“FALLCHILL”: DHS, FBI Release Details On North Korean Hacking Tools
As tensions between the U.S. and North Korea mount, the DHS and FBI have just issued a pair of technical alerts about cyber attacks which they say are sponsored by the North Korean government and that have been targeting the aerospace, telecommunications and financial industries since 2016. According to the alert, North Korean hackers have used a type of malware referred to as “FALLCHILL” to gain entry to computer systems and compromise network systems.
Today, DHS and FBI released a pair of Joint Technical Alerts (TA17-318A and TA17-318B) that provide details on tools and infrastructure used by North Korea to target the media, aerospace, financial, and critical infrastructure sectors in the United States and globally.
The North Korean government malicious cyber activity noted in these alerts is part of a long-term campaign of cyber-enabled operations that impact the U.S. Government and its citizens. Working closely with our interagency, industry and international partners, DHS is constantly working to arm network defenders with the tools they need to identify, detect and disrupt state and non-state actors targeting the networks and systems of our country and our allies.
Per the pair of techinical alerts, the FALLCHILL malware provides hackers with wide latitude to monitor and disrupt infected networks. The malware typically gains access to systems as a file sent via other North Korean malware or when users unknowingly downloaded it by visiting sites compromised by the hackers.
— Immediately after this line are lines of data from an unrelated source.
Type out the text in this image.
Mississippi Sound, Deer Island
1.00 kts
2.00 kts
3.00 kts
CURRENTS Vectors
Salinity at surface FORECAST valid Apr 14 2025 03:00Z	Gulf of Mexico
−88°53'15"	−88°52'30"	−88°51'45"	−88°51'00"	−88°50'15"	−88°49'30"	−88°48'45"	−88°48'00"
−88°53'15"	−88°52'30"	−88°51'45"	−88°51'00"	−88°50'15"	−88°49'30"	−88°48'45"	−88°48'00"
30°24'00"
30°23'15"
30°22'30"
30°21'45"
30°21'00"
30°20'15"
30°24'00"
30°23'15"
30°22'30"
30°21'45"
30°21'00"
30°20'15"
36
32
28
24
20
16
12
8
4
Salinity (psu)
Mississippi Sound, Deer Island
FBI has high confidence that HIDDEN COBRA actors are using the IP addresses—listed in this report’s IOC files—to maintain a presence on victims’ networks and to further network exploitation. DHS and FBI are distributing these IP addresses to enable network defense and reduce exposure to any North Korean government malicious cyber activity.
This alert includes IOCs related to HIDDEN COBRA, IP addresses linked to systems infected with FALLCHILL malware, malware descriptions, and associated signatures. This alert also includes suggested response actions to the IOCs provided, recommended mitigation techniques, and information on reporting incidents. If users or administrators detect activity associated with the FALLCHILL malware, they should immediately flag it, report it to the DHS National Cybersecurity and Communications Integration Center (NCCIC) or the FBI Cyber Watch (CyWatch), and give it the highest priority for enhanced mitigation.
According to trusted third-party reporting, HIDDEN COBRA actors have likely been using FALLCHILL malware since 2016 to target the aerospace, telecommunications, and finance industries. The malware is a fully functional RAT with multiple commands that the actors can issue from a command and control (C2) server to a victim’s system via dual proxies. FALLCHILL typically infects a system as a file dropped by other HIDDEN COBRA malware or as a file downloaded unknowingly by users when visiting sites compromised by HIDDEN COBRA actors. HIDDEN COBRA actors use an external tool or dropper to install the FALLCHILL malware-as-a-service to establish persistence. Because of this, additional HIDDEN COBRA malware may be present on systems compromised with FALLCHILL.
During analysis of the infrastructure used by FALLCHILL malware, the U.S. Government identified 83 network nodes. Additionally, using publicly available registration information, the U.S. Government identified the countries in which the infected IP addresses are registered.
These latest technical alerts follow similar updates from DHS and the FBI from earlier this summer which highlighted malware they claimed North Korean hackers were utilizing to lauch DDoS attacks in the U.S. Per The Hill:
The agencies identified IP addresses associated with a malware known as DeltaCharlie, which North Korea uses to launch distributed denial-of-service (DDoS) attacks.
The alert called for institutions to come forward with any information they might have about the nation’s cyber activity, which the U.S. government refers to as “Hidden Cobra.”
“If users or administrators detect the custom tools indicative of HIDDEN COBRA, these tools should be immediately flagged, reported to the DHS National Cybersecurity Communications and Integration Center (NCCIC) or the FBI Cyber Watch (CyWatch), and given highest priority for enhanced mitigation,” the alert reads.
The DHS and FBI also highlighted some vulnerabilities that North Korea has been known to exploit and recommended organizations upgrade to the latest versions of Adobe Flash Player, Microsoft Silverlight and Hangui Word Processor, or delete them altogether if the programs aren’t needed.
Of course, North Korea has routinely denied involvement in cyber attacks against other countries.